I have two resin printers and a PLA printer and I never expected at-home capability to get this far this fast.

But, that's still all effectively plastic we're talking about. I think the problem with metals is still well.. metals. The same types of metallurgy needed for 3D printing have been researched and hit almost a dead end with injection molding (I know there are some metal injection molding systems out there, but it's not hit anywhere near the strength of machined steel yet)

2 comments

People are 3d printing metal right now with LPBF, DED, and Wire EDM. For LPBF the challenge is controlling keyholing and lack of fusion defects through the process parameters.
BBarn, how far along are the circularity tools, can I turn clean used plastic jugs back into feedstock worth using to make 3D stuff?
Something like a PET milk jug is harder since you’d need to shred it and remelt a good portion of the jug into filament since the handle area would be hard to deal with, which is hard to do in a DIY manner.
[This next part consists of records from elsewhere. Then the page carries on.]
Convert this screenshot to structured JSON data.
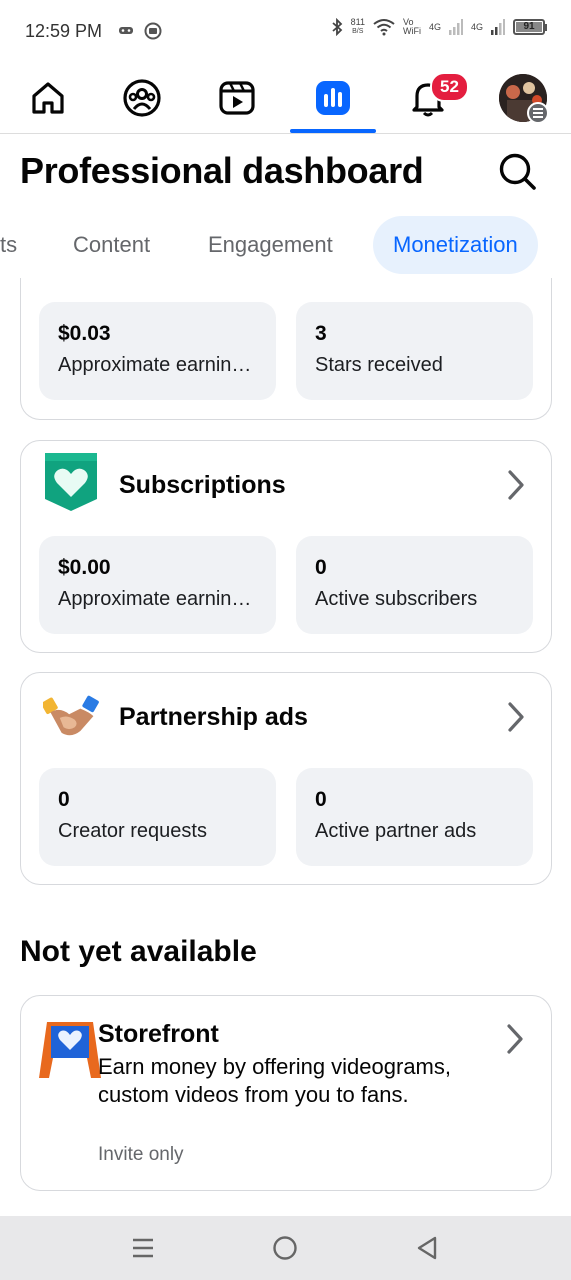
{
  "status_bar": {
    "time": "12:59 PM",
    "net_speed_top": "811",
    "net_speed_unit": "B/S",
    "vowifi_top": "Vo",
    "vowifi_bottom": "WiFi",
    "sim1": "4G",
    "sim2": "4G",
    "battery": "91"
  },
  "top_nav": {
    "items": [
      "home-icon",
      "groups-icon",
      "video-icon",
      "dashboard-icon",
      "notifications-icon",
      "profile-avatar"
    ],
    "active": "dashboard-icon",
    "notifications_count": "52"
  },
  "header": {
    "title": "Professional dashboard"
  },
  "tabs": [
    "ts",
    "Content",
    "Engagement",
    "Monetization"
  ],
  "active_tab": "Monetization",
  "stars_card": {
    "stats": [
      {
        "value": "$0.03",
        "label": "Approximate earnin…"
      },
      {
        "value": "3",
        "label": "Stars received"
      }
    ]
  },
  "subscriptions_card": {
    "title": "Subscriptions",
    "icon": "heart-shield-icon",
    "stats": [
      {
        "value": "$0.00",
        "label": "Approximate earnin…"
      },
      {
        "value": "0",
        "label": "Active subscribers"
      }
    ]
  },
  "partnership_card": {
    "title": "Partnership ads",
    "icon": "handshake-icon",
    "stats": [
      {
        "value": "0",
        "label": "Creator requests"
      },
      {
        "value": "0",
        "label": "Active partner ads"
      }
    ]
  },
  "not_available": {
    "title": "Not yet available",
    "storefront": {
      "title": "Storefront",
      "description": "Earn money by offering videograms, custom videos from you to fans.",
      "note": "Invite only",
      "icon": "storefront-sign-icon"
    }
  },
  "colors": {
    "accent": "#0866ff",
    "badge": "#e41e3f",
    "card_bg": "#f0f2f5",
    "tab_active_bg": "#e7f1fd"
  }
}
Same for reprocessing failed prints and scrap support pieces of prints, plus various coloring agents and manufacturer additives make a blend of recycled bits inconsistent. It’s probably easier to DIY a high temp composter than to recycle PLA.

But there’s a ton of people out there with jig designs to spiral cut a normal cylindrical bottle and feed it into a hotend that creates filament from it. Here’s one example https://www.printables.com/model/768657-petalot-plastic-bott.... YouTube has dozens of videos of these in action. Generally speaking you won’t get as good of results as commercial filament since filament diameter needs to be carefully controlled and it affects flow rate which then affects resulting print quality. If you print something simple, large, and practical it’s fine, if you need something finely detailed it can be fiddly.

There are many designs for DIY filament makers that use 2L pop bottles.
Which kinds of plastic are reusable as filament?
HDPE and PET are the most common I’ve seen in the community, which probably accounts for the majority of beverage containers you’ve ever encountered.